Section 13307 of the Act prohibits employers from deducting any settlement or payment related to sexual harassment or abuse claims if the settlement or payment is made subject to the sort of nondisclosure provisions commonplace in settlement agreements.  This means that if an employer insists that the complaining employee keep the terms of the agreement confidential, the monies paid in exchange for the release are not deductible.  The same presumably holds true if the employer conditions said payments on the claimant agreeing not to disclose the allegations set forth in the original claim that precipitated the settlement.

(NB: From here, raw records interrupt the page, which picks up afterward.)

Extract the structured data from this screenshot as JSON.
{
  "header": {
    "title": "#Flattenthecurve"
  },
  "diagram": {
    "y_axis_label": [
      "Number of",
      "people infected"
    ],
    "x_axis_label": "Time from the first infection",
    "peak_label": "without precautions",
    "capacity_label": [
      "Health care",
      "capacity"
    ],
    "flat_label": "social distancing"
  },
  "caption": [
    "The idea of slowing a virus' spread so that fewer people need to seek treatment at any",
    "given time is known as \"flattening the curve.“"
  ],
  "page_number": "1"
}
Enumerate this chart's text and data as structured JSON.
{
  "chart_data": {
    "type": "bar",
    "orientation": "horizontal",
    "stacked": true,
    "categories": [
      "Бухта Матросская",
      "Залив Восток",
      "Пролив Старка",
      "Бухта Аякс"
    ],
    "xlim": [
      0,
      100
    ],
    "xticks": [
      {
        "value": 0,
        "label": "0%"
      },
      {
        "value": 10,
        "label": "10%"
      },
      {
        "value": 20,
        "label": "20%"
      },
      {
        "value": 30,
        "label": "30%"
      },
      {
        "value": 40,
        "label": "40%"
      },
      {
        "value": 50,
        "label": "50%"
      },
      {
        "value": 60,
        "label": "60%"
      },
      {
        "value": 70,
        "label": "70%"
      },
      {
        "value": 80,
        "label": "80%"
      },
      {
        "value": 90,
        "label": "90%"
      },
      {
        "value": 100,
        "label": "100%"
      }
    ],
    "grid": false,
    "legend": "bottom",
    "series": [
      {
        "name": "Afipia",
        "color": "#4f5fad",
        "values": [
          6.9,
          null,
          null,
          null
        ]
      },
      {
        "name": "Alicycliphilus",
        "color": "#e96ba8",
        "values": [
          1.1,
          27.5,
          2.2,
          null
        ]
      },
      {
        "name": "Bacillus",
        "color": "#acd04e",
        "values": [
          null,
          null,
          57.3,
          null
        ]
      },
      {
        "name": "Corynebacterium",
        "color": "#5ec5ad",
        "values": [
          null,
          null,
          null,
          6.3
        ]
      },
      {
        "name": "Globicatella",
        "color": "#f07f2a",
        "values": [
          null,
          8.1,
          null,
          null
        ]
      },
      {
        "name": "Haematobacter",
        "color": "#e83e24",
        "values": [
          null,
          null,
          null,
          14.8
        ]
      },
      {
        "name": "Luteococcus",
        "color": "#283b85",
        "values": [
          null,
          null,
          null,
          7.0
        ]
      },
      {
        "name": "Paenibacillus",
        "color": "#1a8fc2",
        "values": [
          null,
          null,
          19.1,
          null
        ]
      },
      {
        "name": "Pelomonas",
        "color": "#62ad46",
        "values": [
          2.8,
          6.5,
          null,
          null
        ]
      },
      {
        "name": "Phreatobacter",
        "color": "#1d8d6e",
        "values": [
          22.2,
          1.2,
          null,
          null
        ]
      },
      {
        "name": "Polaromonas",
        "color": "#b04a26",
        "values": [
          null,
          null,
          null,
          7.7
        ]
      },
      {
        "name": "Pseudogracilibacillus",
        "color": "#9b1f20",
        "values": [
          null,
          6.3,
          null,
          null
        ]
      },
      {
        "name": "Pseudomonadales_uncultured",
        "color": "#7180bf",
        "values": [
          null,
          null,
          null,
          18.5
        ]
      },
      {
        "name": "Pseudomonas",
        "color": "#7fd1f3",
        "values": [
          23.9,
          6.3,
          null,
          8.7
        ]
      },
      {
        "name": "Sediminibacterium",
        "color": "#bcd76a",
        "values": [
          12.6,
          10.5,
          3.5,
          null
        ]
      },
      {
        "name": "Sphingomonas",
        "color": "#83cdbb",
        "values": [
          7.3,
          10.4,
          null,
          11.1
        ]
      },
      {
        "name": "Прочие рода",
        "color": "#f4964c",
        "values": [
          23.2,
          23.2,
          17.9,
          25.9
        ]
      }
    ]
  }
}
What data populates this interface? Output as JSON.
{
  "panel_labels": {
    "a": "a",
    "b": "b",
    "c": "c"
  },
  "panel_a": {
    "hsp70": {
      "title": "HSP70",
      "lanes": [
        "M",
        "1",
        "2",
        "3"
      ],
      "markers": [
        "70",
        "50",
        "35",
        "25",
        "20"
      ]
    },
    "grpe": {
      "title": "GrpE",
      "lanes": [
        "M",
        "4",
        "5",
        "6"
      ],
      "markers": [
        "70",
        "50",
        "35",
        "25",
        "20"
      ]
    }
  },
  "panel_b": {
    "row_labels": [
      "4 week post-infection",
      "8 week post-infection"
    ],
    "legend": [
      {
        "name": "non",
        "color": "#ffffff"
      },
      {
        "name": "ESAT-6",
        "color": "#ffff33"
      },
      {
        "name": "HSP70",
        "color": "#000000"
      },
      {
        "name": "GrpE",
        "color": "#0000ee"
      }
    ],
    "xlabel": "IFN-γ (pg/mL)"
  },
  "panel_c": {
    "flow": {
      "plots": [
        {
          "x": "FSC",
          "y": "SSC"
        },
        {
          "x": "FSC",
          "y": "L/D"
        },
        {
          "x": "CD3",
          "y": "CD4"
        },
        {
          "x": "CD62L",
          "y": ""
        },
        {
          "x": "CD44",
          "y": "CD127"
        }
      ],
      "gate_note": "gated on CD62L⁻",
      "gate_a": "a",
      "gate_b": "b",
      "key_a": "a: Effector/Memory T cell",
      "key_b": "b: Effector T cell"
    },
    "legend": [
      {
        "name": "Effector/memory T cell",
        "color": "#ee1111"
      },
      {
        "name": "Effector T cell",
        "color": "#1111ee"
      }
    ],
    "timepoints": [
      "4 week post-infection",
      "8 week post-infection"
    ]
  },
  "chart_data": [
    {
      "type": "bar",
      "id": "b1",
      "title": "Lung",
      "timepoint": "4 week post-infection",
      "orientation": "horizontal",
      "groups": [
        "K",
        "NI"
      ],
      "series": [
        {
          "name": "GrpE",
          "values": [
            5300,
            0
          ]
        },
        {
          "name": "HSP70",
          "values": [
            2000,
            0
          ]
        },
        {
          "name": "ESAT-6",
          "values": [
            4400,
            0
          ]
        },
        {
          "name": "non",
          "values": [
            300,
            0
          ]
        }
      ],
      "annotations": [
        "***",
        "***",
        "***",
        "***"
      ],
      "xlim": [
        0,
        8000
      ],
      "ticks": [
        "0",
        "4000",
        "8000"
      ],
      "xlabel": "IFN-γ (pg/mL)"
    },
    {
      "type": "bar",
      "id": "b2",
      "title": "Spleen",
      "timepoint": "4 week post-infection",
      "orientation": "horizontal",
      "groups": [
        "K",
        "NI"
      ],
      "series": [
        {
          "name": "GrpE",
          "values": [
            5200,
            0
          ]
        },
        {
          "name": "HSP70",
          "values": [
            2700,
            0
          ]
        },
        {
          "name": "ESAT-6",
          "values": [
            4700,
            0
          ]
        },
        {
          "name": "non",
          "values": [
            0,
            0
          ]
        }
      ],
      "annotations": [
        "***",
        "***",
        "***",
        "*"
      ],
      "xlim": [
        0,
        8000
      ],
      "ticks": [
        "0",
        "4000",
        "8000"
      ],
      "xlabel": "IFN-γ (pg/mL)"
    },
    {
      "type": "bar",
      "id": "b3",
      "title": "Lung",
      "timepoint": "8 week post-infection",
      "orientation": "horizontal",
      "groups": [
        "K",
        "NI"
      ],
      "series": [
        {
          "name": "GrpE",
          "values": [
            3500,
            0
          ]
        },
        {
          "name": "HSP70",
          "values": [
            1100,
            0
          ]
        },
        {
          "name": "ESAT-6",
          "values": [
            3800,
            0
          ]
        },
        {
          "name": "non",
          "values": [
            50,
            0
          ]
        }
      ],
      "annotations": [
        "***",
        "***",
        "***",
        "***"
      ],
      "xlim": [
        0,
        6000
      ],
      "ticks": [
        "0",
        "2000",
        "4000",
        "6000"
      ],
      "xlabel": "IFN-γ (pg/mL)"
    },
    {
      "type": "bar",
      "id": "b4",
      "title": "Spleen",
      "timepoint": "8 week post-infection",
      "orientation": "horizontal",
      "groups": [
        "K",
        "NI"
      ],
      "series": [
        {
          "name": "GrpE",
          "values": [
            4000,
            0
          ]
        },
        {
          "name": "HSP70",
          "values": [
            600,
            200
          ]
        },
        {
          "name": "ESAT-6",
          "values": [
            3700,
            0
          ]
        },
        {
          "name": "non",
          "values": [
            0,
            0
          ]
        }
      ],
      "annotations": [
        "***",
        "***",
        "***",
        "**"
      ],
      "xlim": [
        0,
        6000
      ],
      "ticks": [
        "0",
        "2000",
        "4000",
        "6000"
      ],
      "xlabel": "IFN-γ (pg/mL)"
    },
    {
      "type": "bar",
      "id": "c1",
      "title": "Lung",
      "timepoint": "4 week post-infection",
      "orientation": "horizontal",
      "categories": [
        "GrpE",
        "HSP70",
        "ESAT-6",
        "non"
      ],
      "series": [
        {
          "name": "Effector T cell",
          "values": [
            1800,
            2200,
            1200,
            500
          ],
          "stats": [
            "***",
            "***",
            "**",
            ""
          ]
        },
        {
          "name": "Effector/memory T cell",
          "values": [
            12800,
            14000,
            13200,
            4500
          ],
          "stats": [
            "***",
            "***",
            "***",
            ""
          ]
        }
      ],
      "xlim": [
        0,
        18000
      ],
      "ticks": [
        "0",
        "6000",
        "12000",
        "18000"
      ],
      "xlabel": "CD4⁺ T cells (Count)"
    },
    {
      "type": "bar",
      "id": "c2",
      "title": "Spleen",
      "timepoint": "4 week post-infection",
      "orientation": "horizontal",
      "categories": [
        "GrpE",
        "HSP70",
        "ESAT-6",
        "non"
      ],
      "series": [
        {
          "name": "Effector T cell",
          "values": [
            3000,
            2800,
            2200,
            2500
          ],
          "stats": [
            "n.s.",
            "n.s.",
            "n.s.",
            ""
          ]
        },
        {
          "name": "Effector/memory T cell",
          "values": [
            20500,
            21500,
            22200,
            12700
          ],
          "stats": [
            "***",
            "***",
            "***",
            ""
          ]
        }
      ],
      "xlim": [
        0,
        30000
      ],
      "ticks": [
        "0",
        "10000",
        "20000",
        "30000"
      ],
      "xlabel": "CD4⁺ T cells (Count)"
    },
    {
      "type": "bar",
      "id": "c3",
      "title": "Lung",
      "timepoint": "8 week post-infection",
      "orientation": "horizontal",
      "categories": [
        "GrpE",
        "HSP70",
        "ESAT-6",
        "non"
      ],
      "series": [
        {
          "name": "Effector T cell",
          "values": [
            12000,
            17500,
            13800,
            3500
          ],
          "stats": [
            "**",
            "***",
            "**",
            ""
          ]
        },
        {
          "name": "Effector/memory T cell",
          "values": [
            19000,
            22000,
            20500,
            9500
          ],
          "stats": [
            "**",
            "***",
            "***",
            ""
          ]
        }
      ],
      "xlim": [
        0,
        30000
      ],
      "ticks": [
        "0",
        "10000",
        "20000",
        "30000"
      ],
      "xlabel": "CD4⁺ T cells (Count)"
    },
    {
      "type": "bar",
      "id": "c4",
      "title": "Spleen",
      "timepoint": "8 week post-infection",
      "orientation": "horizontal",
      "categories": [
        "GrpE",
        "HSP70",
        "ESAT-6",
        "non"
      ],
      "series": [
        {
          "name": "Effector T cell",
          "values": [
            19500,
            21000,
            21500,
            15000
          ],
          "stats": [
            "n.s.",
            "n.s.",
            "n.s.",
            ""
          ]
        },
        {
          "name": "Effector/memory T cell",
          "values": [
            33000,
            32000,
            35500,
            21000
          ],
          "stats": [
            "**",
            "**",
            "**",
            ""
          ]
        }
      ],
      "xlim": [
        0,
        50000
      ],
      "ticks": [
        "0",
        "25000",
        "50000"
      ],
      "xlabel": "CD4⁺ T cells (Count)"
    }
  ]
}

If, however, the employer does not include a confidentiality provision in the agreement, the settlement payment can be deducted.  Employers must thus decide which is more important—the tax savings associated with the deduction or the silence that accompanies the nondisclosure provision.  Given the reputational harm and public relations challenges associated with claims of sexual harassment and/or abuse, most employers will likely forego tax relief in exchange for confidentiality.

At the same time, this provision prohibits the deduction of attorney’s fees tied to confidential payments.  It is unclear, at present, whether this prohibition applies to fees paid only by the employer or also precludes the claimant from deducting the fees he or she incurred.  If that is the case, employers should expect claimants and their attorneys to strenuously insist that the agreement not include a confidentiality provision.

Also unclear is what happens when the settlement encompasses other claims—such as age, race or disability discrimination, for example—in addition to the sexual harassment and/or abuse allegations.  Will employers be unable to claim a deduction for payments relating to such claims if they are resolved in the same agreement as sex harassment and/or abuse claims?  We can assume that retaliation claims relating to the underlying harassment and/or abuse claims will be similarly exempt from the non-disclosure terms given the purpose of the Section.  While employers may attempt to employ creative drafting strategies such as assigning a nominal amount of the monies paid to the harassment and/or abuse claims so they can deduct the remainder, such an approach will likely draw scrutiny.  Alternatively, employers may simply include a carve out provision in the confidentiality section stating that it applies to the other claims but not the harassment and/or abuse claims.

Whatever approach an employer decides to pursue, these are issues that should be discussed and decisions that should be made before beginning a mediation or settlement conference.

Paid Family Leave Tax Credits

While employers stand to lose the ability to deduct payments tied to sexual harassment and/or abuse claims, they now have the ability—in limited circumstances—to claim a tax credit if they decide to provide paid family and medical leave to their employees beginning in 2018. Employers that meet certain eligibility requirements will be able to claim a general business credit equal to a percentage of wages paid to qualifying employees on leave under the Family and Medical Leave Act (FMLA).

To receive the credit, an employer must provide at least two weeks of leave and compensate their workers at a minimum of 50 percent of their regular earnings. The tax credit will range from 12.5 percent to 25 percent of the cost of each hour of paid leave, depending on how much of a worker’s regular earnings the benefit replaces. The government, meanwhile, will kick in 12.5 percent of the cost of the paid leave if workers receive half of their regular earnings.  This contribution will increase as high as 25 percent if workers receive their entire regular earnings.

The tax credit, however, will apply only to paid leave offered to employees earning less than $72,000 per year.  Additionally, employers seeking to claim the credit must offer paid leave to part-time employees as well as those who work full-time.  Part-time employees must be permitted to take a commensurate amount of paid leave, determined on a pro-rata basis, compared to the full-time employees.